しのぶもぢ摺の石 昔、陸奥国信夫郡から産出した石。忍摺という染物の型石と伝えられる伝説上の石。この石の上に布を置いて、その上に忍草を置き、バンバン叩くと草の色素が染み付いて複雑な乱れ模様ができる。恋に乱れた心の象徴として歌に詠まれる。現福島県福島市山口の文知摺観音(もぢずりかんのん)の境内にそれと伝わる石が残っている。「みちのくのしのぶもぢずり誰ゆゑに乱れそめにし我ならなくに」(古今・恋4 河原左大臣)。この歌は百人一首14番に採られている。また『伊勢物語』第一段にも引用されている。 ■麦草 青麦の葉 ■試侍 摺り染をやってみる。 

現代語訳

夜が明けると、忍ぶもじ摺りの石を訪ねて、忍ぶの里へ行った。遠い山陰の小里に、もじ摺りの石は半分地面に埋まっていた。

そこへ通りかかった里の童が教えてくれた。もじ摺り石は昔はこの山の上にあったそうだ。行き来する旅人が青麦の葉を踏み荒らしてこの石に近づき、伝承にある摺り染を試そうとするので、これはいけないと谷に突き落としたので石の面が下になっているのです、ということだ。

そういうこともあるだろうなと思った。

早苗とる手元や昔しのぶ摺

(「しのぶ摺」として知られる染物の技術は今はすたれてしまったが、早苗を摘み取る早乙女たちの手つきに、わずかにその昔の面影が偲ばれるようだ。「しのぶ」は「忍ぶ」と「偲ぶ」を掛ける。)

解説

しのぶもじ摺りの石とは昔、陸奥国信夫郡から産出したという石で忍摺という染物の型石と伝えられる伝説上の石です。この石の上に布を置いて、その上に忍草を置き、バンバン叩くと草の色素が染み付いて複雑な乱れ模様ができました。恋に乱れた心の象徴として歌に詠まれました。

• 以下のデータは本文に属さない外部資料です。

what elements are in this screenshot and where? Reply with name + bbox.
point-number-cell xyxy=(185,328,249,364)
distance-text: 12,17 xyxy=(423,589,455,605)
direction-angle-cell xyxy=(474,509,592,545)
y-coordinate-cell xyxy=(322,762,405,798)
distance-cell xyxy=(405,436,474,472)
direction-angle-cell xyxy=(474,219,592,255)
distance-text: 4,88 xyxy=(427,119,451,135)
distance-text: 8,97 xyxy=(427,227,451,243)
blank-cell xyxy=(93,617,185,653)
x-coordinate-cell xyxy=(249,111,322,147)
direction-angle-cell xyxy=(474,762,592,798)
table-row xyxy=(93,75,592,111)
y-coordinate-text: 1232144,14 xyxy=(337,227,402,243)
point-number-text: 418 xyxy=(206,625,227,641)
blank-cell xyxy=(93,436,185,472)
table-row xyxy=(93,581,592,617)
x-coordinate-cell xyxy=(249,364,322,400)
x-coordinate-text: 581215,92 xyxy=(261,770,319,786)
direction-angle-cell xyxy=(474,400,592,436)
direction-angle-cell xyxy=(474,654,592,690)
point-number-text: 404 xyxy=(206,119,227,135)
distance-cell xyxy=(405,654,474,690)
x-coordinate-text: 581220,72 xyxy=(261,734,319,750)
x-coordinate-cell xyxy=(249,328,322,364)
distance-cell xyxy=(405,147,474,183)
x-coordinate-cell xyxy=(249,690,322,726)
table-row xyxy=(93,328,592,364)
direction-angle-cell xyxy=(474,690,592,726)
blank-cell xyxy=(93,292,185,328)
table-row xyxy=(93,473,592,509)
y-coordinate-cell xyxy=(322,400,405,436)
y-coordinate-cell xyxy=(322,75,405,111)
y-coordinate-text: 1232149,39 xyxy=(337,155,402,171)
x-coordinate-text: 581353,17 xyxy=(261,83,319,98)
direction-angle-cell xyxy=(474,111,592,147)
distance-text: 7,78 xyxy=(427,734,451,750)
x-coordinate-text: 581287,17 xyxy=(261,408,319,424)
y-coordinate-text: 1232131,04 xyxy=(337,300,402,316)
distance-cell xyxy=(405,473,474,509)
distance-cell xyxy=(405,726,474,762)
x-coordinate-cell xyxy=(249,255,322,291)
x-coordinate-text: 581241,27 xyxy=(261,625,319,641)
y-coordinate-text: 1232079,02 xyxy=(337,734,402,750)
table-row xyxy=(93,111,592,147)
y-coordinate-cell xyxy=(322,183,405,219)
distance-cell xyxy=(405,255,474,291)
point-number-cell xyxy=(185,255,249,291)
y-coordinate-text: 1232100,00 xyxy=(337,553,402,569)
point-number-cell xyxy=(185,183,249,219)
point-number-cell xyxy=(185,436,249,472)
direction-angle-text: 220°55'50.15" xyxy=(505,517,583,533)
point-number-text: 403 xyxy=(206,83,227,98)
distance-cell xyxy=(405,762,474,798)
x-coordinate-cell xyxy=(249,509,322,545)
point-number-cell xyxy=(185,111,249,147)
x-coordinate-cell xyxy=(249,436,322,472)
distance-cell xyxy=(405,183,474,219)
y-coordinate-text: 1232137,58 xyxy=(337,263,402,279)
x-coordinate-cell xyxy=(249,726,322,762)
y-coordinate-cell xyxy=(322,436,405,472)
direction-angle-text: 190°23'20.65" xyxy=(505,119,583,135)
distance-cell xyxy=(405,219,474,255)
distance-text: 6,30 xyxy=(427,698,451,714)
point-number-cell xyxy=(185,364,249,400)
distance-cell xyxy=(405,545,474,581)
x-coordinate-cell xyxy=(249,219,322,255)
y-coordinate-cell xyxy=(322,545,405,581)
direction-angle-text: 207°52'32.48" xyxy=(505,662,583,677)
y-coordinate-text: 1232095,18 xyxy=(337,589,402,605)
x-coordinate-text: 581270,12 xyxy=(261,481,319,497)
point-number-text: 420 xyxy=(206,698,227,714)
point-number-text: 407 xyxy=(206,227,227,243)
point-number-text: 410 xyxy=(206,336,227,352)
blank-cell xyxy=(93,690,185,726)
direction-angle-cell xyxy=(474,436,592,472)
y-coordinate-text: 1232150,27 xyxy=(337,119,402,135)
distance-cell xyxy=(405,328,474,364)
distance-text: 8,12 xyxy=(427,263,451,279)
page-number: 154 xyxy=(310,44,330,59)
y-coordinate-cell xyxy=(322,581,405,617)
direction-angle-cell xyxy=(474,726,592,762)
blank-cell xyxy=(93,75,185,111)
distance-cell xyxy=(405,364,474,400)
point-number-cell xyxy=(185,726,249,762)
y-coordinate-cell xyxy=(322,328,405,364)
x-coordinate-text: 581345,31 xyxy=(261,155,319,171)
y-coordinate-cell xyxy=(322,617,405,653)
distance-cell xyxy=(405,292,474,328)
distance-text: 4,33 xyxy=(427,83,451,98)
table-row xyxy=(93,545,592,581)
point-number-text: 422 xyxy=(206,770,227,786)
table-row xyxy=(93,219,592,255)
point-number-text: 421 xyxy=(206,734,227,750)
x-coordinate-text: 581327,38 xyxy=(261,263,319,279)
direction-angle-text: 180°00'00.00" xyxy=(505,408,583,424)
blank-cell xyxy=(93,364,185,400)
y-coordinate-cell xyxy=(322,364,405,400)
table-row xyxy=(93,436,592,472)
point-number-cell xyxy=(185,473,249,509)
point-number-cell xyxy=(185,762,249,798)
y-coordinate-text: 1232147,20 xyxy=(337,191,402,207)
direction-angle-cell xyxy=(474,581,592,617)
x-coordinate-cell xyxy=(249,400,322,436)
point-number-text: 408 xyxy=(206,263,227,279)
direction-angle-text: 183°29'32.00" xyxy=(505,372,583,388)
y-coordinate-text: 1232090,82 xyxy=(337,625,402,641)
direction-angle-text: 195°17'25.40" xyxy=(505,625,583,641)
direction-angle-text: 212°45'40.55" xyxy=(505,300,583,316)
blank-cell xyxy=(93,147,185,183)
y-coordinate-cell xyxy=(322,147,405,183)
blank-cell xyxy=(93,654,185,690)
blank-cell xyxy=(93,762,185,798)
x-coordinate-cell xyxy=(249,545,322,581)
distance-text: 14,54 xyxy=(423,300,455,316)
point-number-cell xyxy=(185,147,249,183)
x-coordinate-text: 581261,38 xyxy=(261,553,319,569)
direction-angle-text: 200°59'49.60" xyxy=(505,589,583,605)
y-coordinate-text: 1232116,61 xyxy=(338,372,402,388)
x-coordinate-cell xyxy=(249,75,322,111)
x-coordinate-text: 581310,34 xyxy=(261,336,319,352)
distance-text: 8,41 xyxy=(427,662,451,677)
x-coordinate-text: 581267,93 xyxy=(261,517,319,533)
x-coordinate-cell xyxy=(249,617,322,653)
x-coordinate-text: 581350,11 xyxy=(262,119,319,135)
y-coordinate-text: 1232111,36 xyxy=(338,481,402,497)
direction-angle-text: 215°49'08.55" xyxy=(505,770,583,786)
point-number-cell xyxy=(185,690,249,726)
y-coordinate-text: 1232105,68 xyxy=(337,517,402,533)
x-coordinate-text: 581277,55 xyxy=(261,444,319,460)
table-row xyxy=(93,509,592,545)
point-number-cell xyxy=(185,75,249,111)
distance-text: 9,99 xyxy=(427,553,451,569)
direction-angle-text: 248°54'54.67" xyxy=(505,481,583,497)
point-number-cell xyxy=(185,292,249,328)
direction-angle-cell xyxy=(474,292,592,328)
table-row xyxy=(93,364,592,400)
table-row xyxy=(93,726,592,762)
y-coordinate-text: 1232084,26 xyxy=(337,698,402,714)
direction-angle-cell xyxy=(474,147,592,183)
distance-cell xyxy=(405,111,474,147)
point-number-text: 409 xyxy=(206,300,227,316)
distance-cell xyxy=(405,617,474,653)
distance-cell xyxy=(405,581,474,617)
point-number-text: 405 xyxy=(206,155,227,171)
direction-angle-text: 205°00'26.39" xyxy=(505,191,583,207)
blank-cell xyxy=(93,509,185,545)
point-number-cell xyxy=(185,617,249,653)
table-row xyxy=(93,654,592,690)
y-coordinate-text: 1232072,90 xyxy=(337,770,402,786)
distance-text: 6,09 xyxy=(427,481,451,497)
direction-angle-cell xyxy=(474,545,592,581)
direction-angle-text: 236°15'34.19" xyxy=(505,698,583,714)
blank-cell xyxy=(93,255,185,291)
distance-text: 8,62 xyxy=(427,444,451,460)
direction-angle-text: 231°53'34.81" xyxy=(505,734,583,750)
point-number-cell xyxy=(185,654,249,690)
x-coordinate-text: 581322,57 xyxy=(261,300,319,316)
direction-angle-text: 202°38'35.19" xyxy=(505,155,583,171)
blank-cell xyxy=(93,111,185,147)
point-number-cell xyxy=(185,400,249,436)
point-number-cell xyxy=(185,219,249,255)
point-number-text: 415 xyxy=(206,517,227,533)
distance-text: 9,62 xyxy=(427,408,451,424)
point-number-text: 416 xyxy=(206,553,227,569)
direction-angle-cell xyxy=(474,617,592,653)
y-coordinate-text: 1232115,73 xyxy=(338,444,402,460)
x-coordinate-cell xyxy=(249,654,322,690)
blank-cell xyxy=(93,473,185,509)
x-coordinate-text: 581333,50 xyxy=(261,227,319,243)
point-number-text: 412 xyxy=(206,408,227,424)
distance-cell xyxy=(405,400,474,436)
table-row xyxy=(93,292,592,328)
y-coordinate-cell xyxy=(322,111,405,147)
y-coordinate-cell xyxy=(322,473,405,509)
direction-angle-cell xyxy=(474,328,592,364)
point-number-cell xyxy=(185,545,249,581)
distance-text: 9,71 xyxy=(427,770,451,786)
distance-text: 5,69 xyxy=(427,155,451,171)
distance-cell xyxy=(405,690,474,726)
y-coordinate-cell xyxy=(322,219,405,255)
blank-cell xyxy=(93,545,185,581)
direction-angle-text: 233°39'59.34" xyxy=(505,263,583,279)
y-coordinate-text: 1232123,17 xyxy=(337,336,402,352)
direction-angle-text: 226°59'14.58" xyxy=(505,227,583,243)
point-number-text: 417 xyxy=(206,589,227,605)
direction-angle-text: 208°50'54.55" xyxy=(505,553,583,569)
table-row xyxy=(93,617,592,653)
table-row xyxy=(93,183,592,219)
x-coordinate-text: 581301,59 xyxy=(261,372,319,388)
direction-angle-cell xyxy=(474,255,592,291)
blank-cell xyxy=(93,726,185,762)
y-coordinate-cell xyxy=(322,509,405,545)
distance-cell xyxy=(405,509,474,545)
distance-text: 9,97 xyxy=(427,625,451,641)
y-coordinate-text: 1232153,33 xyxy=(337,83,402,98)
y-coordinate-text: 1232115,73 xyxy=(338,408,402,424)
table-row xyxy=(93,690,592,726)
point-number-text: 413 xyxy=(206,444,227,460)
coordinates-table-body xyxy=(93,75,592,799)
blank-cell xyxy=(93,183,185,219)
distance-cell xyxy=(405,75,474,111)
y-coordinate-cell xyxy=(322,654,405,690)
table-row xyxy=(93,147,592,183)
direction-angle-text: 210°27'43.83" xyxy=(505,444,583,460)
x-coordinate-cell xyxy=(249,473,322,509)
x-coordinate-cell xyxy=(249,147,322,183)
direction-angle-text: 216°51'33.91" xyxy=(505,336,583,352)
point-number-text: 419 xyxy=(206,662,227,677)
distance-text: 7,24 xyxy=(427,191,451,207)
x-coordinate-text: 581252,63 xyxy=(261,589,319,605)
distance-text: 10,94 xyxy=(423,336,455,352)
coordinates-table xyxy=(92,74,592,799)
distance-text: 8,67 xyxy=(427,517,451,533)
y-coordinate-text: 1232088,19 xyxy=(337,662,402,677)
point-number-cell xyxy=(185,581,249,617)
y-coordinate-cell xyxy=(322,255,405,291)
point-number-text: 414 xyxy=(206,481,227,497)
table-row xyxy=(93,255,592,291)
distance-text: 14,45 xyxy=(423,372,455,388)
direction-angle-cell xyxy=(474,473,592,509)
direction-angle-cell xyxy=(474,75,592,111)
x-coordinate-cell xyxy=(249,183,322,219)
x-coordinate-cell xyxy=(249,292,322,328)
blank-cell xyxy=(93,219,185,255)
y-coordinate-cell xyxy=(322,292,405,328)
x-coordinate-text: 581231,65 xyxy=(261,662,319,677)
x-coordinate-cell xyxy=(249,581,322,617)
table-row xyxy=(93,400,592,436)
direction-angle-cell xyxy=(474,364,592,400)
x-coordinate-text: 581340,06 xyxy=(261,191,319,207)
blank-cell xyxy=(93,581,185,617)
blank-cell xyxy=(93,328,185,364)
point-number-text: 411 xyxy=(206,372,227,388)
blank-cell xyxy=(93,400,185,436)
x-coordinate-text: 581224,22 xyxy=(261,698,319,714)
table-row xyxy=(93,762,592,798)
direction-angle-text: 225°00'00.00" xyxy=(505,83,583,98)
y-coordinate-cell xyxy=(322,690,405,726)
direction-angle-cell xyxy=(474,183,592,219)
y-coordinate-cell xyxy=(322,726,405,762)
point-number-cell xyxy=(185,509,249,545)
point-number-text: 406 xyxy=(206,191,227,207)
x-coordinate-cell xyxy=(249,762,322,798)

百人一首で知られる「みちのくのしのぶもぢずり誰ゆゑに乱れそめにし我ならなくに」河原左大臣の歌です。私の心はみちのくのしのぶもぢずり模様のように乱れに乱れています。いったい誰のためにこんなに乱れていると思いますか。外ならぬ、貴女が恋しいからですよ。

芭蕉が訪ねた時はその石はなかば土に埋もれていましたが、田植えをする早乙女たちの手元のしぐさに、ふっと、信夫摺りをした時代はこうであったかと、いにしえの雰囲気が感じられたました。「早苗とる手元や昔しのぶ摺」。